Bei Pferden kommt frischer oder getrockneter Meerrettich vor allem dann zum Einsatz, wenn chronisch oder akut atemwegserkrankte Pferde von ihrem belastenden Schleim befreit werden sollen. Bei Infektionen der Atemwege ebenso wie bei Allergien kann es zum Problem werden, dass die Pferde in den tieferen Lungenbereichen regelrecht „zu“ sind, da der Schleim sich dort ansammelt und festsetzt. Mit Meerrettichkuren über etwa drei Wochen kann diesem Zustand sehr effektiv entgegengewirkt werden. Gleichzeitig macht die keimtötende Wirkung der Wurzel etwaigen Restinfektionen noch den Garaus… 
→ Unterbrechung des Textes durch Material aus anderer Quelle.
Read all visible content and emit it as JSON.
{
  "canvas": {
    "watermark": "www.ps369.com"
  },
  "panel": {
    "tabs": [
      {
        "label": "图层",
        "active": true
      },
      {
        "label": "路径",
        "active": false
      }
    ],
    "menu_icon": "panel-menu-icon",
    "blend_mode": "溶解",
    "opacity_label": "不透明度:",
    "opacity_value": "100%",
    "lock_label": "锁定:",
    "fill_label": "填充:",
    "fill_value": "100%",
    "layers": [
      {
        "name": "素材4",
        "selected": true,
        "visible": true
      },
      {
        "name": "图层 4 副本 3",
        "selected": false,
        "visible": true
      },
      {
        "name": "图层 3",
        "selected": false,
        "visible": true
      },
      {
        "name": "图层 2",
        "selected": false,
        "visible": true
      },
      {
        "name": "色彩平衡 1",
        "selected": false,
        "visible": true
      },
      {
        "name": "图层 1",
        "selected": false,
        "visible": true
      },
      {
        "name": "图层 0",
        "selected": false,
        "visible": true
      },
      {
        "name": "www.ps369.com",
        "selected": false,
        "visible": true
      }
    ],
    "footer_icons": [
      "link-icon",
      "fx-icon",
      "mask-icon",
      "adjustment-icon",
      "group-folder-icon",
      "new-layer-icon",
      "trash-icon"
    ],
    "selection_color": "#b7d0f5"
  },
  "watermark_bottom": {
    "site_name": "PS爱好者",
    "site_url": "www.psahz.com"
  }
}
Auch andere Anwendungsgebiete der Alleskönnerpflanze sind bekannt: So wird sie auch beim Pferd bei einfachen Harnwegsinfektionen eingesetzt und zur Stärkung der allgemeinen Abwehrkräfte empfohlen. Es wird ihr eine vitalisierende Wirkung auf den Magendarmtrakt sowie auf den ganzen Stoffwechsel nachgesagt, in der Wirkung der von Ingwer vergleichbar. Der hohe Gehalt an Vitamin C, diversen B-Vitaminen sowie wichtigen Mineralstoffen in der Wurzel empfehlen den Meerrettich als Futterbeigabe vor allem bei hoher Beanspruchung oder während der Rekonvaleszenz.